Я представляю, как бы удивился прокурор, надзирающий за соблюдением законности в лагере: «А где заключенный Ошман? Живет на воле с семьей, а не в лагере находится? А как же приговор? Кто его отменил?»

Вообще, удивительно «жестоким» был сталинский режим! Мало того, что всю семью в одно место сослали, так еще хирургу нашли работу хирурга, инженеру — работу инженера, дочке-пианистке — работу за роялем, а зятю-баритону — работу певца! Эксплуататоры! Озверевшие чекисты!

Сам же Юрий Чирков с работой уборщика в больнице не справился, больница была большая, очень много полов нужно было мыть и подоконников протирать, очень тяжелая работа. Юношу перевели в санитары. И там недолго проработал, объяснил, что его ранимую душу сильно тронул психический припадок сумасшедшей украинки, посаженной за людоедство — съела своих детей во время Голодомора. После больницы его перевели работать в библиотеку, там его другие заключенные стали готовить к сдаче экзаменов по программе средней школы. Сам Юрочка был вундеркиндом, интересовался не только школьной программой:

«В одно из посещений библиотеки Бобрищев-Пушкин, увидев, что я читаю книгу „Конституции буржуазных стран“, спросил, какая из них мне больше по нраву. Я объяснил, что прочитал пока только австрийскую и начал бельгийскую, поэтому не имею данных для сопоставления. Тогда старик перегнулся через барьер и сказал:

„Лучшая из них та, которая дает право обвиняемому отказаться от дачи показаний, то есть если человек не хочет давать показания, то вся мощь государственного аппарата не может заставить его. Это великое право защиты личности от государства“.
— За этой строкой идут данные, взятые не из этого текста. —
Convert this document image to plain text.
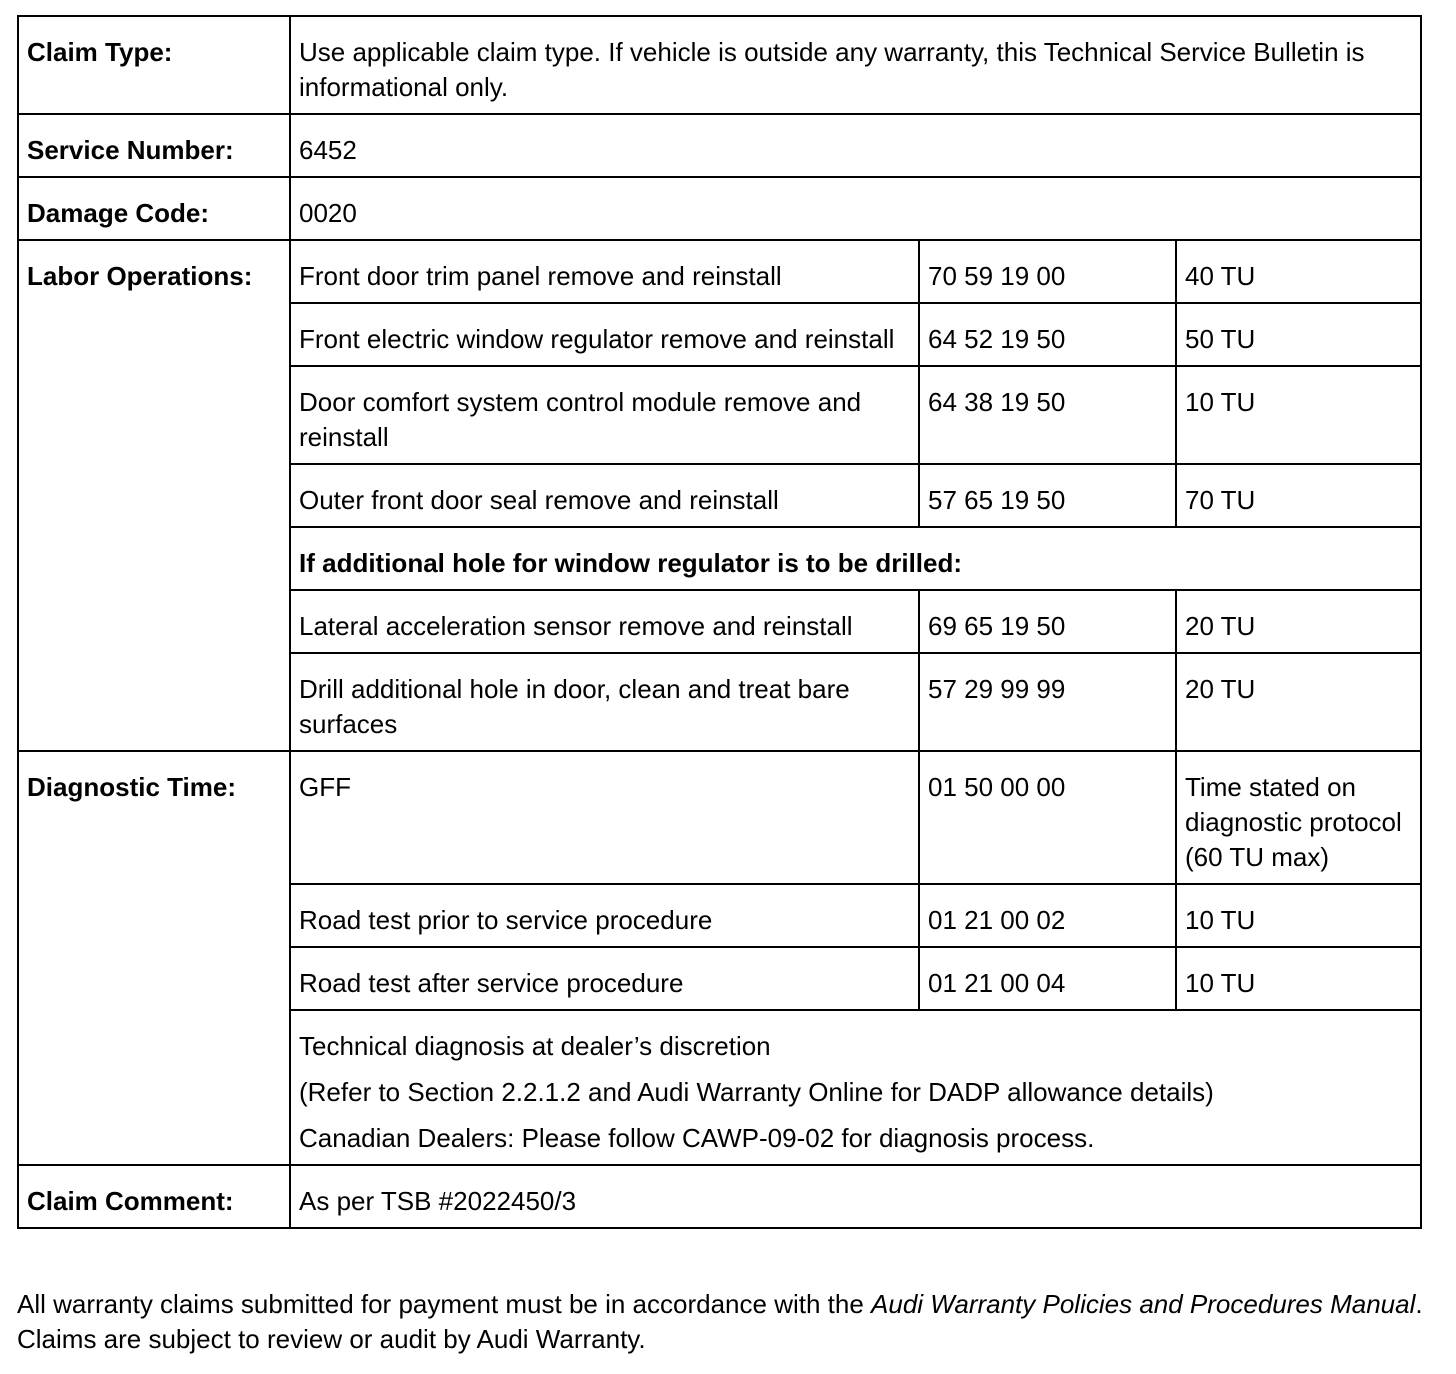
Claim Type:	Use applicable claim type. If vehicle is outside any warranty, this Technical Service Bulletin is informational only.		
Service Number:	6452		
Damage Code:	0020		
Labor Operations:	Front door trim panel remove and reinstall	70 59 19 00	40 TU
	Front electric window regulator remove and reinstall	64 52 19 50	50 TU
	Door comfort system control module remove and reinstall	64 38 19 50	10 TU
	Outer front door seal remove and reinstall	57 65 19 50	70 TU
	If additional hole for window regulator is to be drilled:		
	Lateral acceleration sensor remove and reinstall	69 65 19 50	20 TU
	Drill additional hole in door, clean and treat bare surfaces	57 29 99 99	20 TU
Diagnostic Time:	GFF	01 50 00 00	Time stated on diagnostic protocol (60 TU max)
	Road test prior to service procedure	01 21 00 02	10 TU
	Road test after service procedure	01 21 00 04	10 TU

	Technical diagnosis at dealer’s discretion

(Refer to Section 2.2.1.2 and Audi Warranty Online for DADP allowance details)

Canadian Dealers: Please follow CAWP-09-02 for diagnosis process.		

Claim Comment:	As per TSB #2022450/3		
All warranty claims submitted for payment must be in accordance with the Audi Warranty Policies and Procedures Manual. Claims are subject to review or audit by Audi Warranty.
Я был озадачен: такое право показалось мне фантастическим, поскольку известно было, как в процессе следствия выбивались показания. В тот раз я не успел прочитать много конституций, так как книгу эту вскоре в связи с подготовкой новой Конституции Сталиным изъяли, но потом я установил существование такого конституционного права в некоторых странах.

Старый юрист еще не раз озадачивал меня. Летом 36-го, когда шел процесс Зиновьева — Каменева и других бывших лидеров, он присел ко мне на скамейку в сквере и спросил, знаю ли я, что в кодексе Юстиниана написано: „Всякое сомнение в пользу обвиняемого“? Я не знал. Бобрищев-Пушкин рассказал мне о кодификации римского права, выполненной в VI веке византийским императором Юстинианом, и об основном положении справедливого судопроизводства — презумпции невиновности. Согласно законодательствам зарубежных стран, обвиняемый считается невиновным до тех пор, пока его вина не будет доказана объективными, неопровержимыми доказательствами. Он же сам не обязан доказывать свою невиновность. Генеральный прокурор Вышинский, учитывая выдвинутый Сталиным тезис об обострении классовой борьбы по мере продвижения к коммунизму, разработал теорию о значении признания обвиняемого в ходе следствия, согласно которой признания обвиняемого достаточно для установления его виновности. Поэтому целью следствия стало любой ценой получить признание обвиняемого, что значительно проще, чем поиск объективных доказательств вины».